One aspect of my Texan education was helping Uncle Dart out on the ranch, at which I was spectacularly inept. I once spent two hours on my belly painting one square foot of an old barn. After that I was put on paperwork and other stuff
usually left to Loretta. I will say this for Dart: whatever signs he hung on his porch, he was scrupulously fair to his employees. I saw that in the ledgers I used to read when I should have been working, bound I think in the hide of one of his own steers. Sons of his friends got no special consideration. A black man named Moses was his right hand for sixteen years, and he got paid accordingly. I was family, but I got less than minimum wage.

My dad was dismayed when I told him that, but he explained it correctly, I think.

“Your uncle Dart takes every man as he finds him.”
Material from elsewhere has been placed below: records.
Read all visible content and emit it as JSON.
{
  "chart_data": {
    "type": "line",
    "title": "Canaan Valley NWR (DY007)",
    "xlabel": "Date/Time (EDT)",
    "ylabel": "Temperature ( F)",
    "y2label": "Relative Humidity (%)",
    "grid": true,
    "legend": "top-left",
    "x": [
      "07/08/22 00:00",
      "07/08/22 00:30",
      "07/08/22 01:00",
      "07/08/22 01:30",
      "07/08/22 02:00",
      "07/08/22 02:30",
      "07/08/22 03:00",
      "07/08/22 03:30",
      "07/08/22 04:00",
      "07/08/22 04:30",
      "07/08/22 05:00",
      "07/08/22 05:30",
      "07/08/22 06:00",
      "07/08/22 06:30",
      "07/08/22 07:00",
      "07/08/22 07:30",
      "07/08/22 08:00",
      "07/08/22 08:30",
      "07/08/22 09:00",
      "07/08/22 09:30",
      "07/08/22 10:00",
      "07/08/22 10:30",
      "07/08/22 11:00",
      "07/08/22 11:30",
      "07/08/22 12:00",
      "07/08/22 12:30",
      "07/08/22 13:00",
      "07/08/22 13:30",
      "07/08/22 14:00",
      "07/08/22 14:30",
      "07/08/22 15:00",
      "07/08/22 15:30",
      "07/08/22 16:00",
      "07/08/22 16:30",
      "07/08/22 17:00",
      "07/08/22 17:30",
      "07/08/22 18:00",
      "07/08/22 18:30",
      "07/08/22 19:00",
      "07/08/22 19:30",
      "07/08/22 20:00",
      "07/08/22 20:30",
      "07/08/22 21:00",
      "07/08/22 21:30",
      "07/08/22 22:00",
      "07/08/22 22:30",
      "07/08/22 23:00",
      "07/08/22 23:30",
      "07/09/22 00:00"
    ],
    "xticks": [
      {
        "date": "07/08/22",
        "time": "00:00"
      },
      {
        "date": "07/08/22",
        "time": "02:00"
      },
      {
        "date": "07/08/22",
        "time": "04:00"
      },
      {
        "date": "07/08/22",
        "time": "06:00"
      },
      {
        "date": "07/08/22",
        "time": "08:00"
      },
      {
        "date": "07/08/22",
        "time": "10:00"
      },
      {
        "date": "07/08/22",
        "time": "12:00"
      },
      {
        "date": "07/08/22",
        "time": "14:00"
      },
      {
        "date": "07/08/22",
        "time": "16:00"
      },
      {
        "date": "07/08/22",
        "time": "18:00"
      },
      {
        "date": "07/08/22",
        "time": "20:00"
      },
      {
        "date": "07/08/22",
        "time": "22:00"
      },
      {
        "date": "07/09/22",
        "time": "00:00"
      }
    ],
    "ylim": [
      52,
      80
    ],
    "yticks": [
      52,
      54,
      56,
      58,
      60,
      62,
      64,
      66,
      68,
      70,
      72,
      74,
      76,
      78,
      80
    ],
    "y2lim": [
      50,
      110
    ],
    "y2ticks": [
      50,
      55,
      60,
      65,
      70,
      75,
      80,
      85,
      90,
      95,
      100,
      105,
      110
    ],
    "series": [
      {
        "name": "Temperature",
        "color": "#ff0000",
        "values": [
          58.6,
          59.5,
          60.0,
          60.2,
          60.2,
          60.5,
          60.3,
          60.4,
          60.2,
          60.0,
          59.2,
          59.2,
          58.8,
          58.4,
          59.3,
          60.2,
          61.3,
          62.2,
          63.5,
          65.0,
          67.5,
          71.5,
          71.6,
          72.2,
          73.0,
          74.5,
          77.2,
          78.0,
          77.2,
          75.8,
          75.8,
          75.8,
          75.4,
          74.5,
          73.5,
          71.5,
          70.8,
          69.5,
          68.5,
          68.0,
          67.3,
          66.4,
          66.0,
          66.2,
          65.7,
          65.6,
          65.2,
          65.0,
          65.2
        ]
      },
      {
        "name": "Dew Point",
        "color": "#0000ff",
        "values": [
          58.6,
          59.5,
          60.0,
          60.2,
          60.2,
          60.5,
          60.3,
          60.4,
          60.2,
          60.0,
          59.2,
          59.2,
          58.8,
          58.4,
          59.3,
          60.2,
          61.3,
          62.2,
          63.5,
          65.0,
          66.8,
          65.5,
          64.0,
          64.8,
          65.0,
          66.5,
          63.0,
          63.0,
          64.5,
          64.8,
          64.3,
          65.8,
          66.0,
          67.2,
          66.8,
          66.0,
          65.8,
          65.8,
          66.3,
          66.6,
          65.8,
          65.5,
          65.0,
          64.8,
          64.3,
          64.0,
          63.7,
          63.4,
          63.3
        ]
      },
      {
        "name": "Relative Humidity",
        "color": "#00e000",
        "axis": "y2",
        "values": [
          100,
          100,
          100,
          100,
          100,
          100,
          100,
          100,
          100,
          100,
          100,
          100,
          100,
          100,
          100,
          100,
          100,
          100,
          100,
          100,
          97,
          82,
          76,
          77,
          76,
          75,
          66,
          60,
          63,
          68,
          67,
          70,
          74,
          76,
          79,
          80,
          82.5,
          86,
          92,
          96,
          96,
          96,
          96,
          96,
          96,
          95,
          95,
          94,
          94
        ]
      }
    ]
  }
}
Sometimes over dinner Dart cracked jokes about wetbacks and niggers. When I reported this by phone from Texas to Indiana in hushed tones to my parents they told me firmly that he was a man of a time and a place that weren’t like my time and place. More important, he was my uncle and I should overlook his shortcomings and indiscretions, because he loved me. He sure as hell didn’t overlook mine, I said. They told me to get used to it.

Loretta put a different spin on things privately one afternoon in the kitchen.

“He doesn’t say that stuff when you’re not around,” she explained. “He doesn’t hate anybody but self-righteous Yankees, and he’s worried you’ll grow up to be one of them. He’s baiting you.”

When cousin Dave turned twenty-two he lit out for Mexico and spent several years writing jingles for Mexican radio on his computer. Computers were new then, especially in Mexico. He would get a phrase like “thirty pesos for each tooth” and he had to compose appropriate music for it.

After six years of that he phoned the ranch to announce he had married a local girl named Elia, and he was coming home.

They had one month before Elia and Dave arrived. In that month Loretta and Dart spent five hours a day on an intensive Spanish course. “Shouldn’t have bothered,” said Loretta. “Her English is better than ours anyway.” Dart read deeply in Mexican history, and he could name every Mexican state and its capital city, though he had to slow right down for Tuxtla Gutiérrez and Tlaxcala de Xicohténcatl. Loretta bought a tortilla press, which was more work than it was worth. She marked all the saints’ days on the calendar, too. This from a couple who hadn’t forgiven the Alamo.

Dart still made wetback jokes out of habit sometimes, but otherwise he treated Elia as his own daughter. Dave and Elia didn’t hang around in Texas very long, though. Indianapolis had a nascent IT publishing industry and Dave’s expertise was in demand.

Box County was one hour’s drive from Indianapolis and it had what they required most—space. “Room for Dart’s boots” is how Loretta put it, but it was not a detail, shifting everything from a sprawling Texas ranch to a smaller Hoosier home. They got what they were after—a small A-frame on six acres of land, with a half-acre lake by the house. They had forest instead of pasture, and they had intermittent water and unreliable electricity they hadn’t counted on, but they said it would do for a while. They hadn’t been through a Yankee winter.

I stopped by most days after work and scandalized them both by drinking Dart’s Lone Star before noon.

“I get more done by nine a.m. than the army does all day,” I said. Dart found that unbearably smug.

“Ranchers don’t sleep late either,” he said.

I went to their bathroom to get my deer ticks out and flush them down the toilet. I never had fewer than nine or more than twenty-seven, and I always got them off before they sank into my skin. When I finally got Lyme disease I was four thousand miles away on a different project in central Europe.